Data Mining not dead, but possibly forgotten
With the launch of SQL Server 2008 R2 and SQL Server Denali ctp3 there has been ever more BI functionality built in but nothing has been mentioned about the strange world of data mining. Data mining has been in SQL Server since analysis services was launched but I have rarely seen it being used - it doesn’t seem to have entered mainstream consciousness in the way that some of the cool reporting front end tools have possibly because it smacks a little of black magic, or is seen as unnecessary or hard.
So here’s a quick post to get you thinking and hopefully encourage you to take it for a spin.

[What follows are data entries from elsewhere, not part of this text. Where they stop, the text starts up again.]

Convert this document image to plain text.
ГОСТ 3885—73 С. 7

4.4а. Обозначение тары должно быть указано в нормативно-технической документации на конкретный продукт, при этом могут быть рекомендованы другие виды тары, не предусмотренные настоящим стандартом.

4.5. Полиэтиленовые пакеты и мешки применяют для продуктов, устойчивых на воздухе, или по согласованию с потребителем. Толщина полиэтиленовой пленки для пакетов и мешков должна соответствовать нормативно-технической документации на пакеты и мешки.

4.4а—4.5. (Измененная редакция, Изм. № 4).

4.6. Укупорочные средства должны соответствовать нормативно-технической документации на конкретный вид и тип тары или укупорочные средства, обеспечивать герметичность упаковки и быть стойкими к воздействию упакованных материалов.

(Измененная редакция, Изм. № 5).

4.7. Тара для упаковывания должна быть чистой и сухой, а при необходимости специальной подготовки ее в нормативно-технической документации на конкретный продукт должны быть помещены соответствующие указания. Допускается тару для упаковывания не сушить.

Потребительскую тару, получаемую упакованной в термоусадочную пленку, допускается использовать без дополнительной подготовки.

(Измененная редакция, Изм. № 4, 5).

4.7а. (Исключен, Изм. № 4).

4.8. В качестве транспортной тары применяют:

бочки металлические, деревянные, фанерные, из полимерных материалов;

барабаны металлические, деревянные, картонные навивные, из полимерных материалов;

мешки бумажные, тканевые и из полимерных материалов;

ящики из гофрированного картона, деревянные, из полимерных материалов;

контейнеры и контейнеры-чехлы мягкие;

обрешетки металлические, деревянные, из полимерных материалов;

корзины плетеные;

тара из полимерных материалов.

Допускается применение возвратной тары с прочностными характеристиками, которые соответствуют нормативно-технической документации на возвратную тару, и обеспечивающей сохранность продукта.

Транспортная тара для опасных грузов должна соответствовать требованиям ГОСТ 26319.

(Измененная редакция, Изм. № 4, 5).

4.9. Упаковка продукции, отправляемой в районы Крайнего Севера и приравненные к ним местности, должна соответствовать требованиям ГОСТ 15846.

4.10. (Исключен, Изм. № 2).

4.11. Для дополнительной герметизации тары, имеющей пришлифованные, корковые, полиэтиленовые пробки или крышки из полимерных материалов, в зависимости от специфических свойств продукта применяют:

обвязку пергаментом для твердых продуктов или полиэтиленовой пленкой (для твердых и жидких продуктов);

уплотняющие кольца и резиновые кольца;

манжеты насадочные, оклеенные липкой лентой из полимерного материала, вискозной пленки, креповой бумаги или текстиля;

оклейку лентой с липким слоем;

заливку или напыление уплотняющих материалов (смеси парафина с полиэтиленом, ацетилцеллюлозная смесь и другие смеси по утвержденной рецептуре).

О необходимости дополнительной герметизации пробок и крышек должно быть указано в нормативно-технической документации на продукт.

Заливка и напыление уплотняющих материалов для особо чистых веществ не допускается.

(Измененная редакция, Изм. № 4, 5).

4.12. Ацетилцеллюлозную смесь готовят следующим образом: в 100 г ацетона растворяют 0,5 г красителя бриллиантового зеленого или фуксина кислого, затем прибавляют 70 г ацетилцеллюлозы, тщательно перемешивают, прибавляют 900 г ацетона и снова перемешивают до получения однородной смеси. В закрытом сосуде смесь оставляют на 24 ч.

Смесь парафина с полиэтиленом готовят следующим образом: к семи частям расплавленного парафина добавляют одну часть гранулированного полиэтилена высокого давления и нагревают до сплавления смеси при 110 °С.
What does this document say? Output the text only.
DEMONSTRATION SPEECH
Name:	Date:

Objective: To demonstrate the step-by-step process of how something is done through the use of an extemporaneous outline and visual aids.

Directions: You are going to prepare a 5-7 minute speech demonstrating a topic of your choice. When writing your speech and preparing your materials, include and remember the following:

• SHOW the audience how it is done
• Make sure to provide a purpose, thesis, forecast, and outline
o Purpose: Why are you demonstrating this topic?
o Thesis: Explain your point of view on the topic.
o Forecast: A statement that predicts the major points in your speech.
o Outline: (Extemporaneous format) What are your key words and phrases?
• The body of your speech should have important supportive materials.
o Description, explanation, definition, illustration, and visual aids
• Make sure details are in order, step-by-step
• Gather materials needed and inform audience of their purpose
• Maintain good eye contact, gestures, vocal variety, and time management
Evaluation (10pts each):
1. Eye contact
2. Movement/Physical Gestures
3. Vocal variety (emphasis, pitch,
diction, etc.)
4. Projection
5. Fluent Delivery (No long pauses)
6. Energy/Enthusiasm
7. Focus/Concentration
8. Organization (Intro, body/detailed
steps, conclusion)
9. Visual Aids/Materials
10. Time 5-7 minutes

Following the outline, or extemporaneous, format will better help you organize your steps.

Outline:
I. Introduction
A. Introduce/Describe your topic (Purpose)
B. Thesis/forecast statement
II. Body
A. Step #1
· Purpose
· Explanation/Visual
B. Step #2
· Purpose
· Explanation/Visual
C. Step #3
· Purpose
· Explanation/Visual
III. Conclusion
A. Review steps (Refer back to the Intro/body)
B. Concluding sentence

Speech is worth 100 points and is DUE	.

What exactly is Data Mining?
The simple answer is the ability to derive insights from your data that you didn’t know were there. Classic examples of use are customers who bought this also bought that (what is called basket analysis in the retail world) and trying to understand what factors influence a purchase.
How does it work?
There are a number of approaches, possibly the most famous being neural networking. In fact there are six different techniques built into analysis services each designed to do a particular job:
- Association is used for that basket analysis I mention and recommending additional items customers may want to purchase.
- Clustering groups such things as customers by detecting what is not obvious form casual observation. You may have heard a story a few years ago of the banks segregating customers into cherries (good customers) through to lemons (bad customers) and this might been done better using clustering rather than a trivial exercise around what revenue they bring in.
- Decision Trees try and predict the outcome of an attribute by understanding what factors determine the value of that attribute. The way the prediction works depends on what is being predicted and whether this is discrete (values such as yes or no, red green or blue and so on) or continuous (e.g. a number like value or price). So this could be used to work out what factors make a up a decision to purchase e.g. age gender, income, homeowner and so on.
- Linear Regression. You may remember this one form matches at school, the process of trying to draw a line through a series of dots to best represent the trend of those dots on a graph. This is used by the decision trees algorithm where the predicted column is continuous.
- Naive Bayes is the method for determine which customers would most likely respond to a marketing campaign, the naive term means that no relationship is assumed between any of the factors affecting the outcome.
- Logistic Regression. Every week you’ll hear something like “women drivers over 40 are 50% less likely to have a car accident” and this would be the algorithm that would be used to discover that relationship. It can also be used to discover which are the most important factors in determining an outcome.
- Sequence Clustering is similar to clustering but the data contains a sequence of events and this enables you to explore such things as a users navigation of a web site (known as click stream analysis).
- Time Series is used for forecasting a continuous value such as sales or profit.
- Neural Network is the non of the above option for really complicated input data. The mechanism for determining the outcome mimics the way neurons work in the brain and doesn’t actually show you how its results are derived at. Text mining is one example that uses this technique.
In all of these techniques you identify a sample set of data which has the values of the object you are trying to predict, from which you create a model. You then apply this model to live data to do your prediction and analysis.
How do I do this?
There are three ways of creating models:
1. You can create mining models in BI development studio as part of an analysis services project in SQL Server 2008 R2 or in the beta of the new version Project Denali and there are examples mining models in the sample adventure works analysis service project from Codeplex:
2. You can code a model directly in Data Mining Expressions (DMX) which might be appropriate for embedding models into an application such as an ecommerce site.
3. There’s an Excel add-in for data mining :
This works by taking the data in a spreadsheet and then posting it to an instance of analysis services for processing and then returning the results back to Excel. Originally designed for Excel 2007 it does work in Excel 2010 but only for 32bit installations, and while it can’t use data in the PowerPivot window in PowerPivot for Excel it can consume data in Excel pivot tables derived from PowerPivot data. Note that when I mention analysis services here, I mean classic analysis services in olap mode not the new shiny tabular based analysis services that also exists in SQL Server Denali.
First of all you are probably licensed for all of this now, you’ll have SQL Server standard or higher around somewhere you can use this as the mining engine and a copy of Excel for the front end (the excel add-in for data mining isn’t a separate license). However this might all seem a bit abstract and you might have a hard time convincing yourself never mind your users that this is worth the effort. One idea I have is what if you took the data out of some of the data you have access to see how this stuff works, for example data from System Center, or whatever data centre management tools you have (dare I mention VSphere?) your helpdesk system or asset management tools to get insight on what is really going on. This might be a useful project in it’s own right but as the data is not sensitive you can share it as an example of what’s possible and possibly impress your manager as well as the business owners.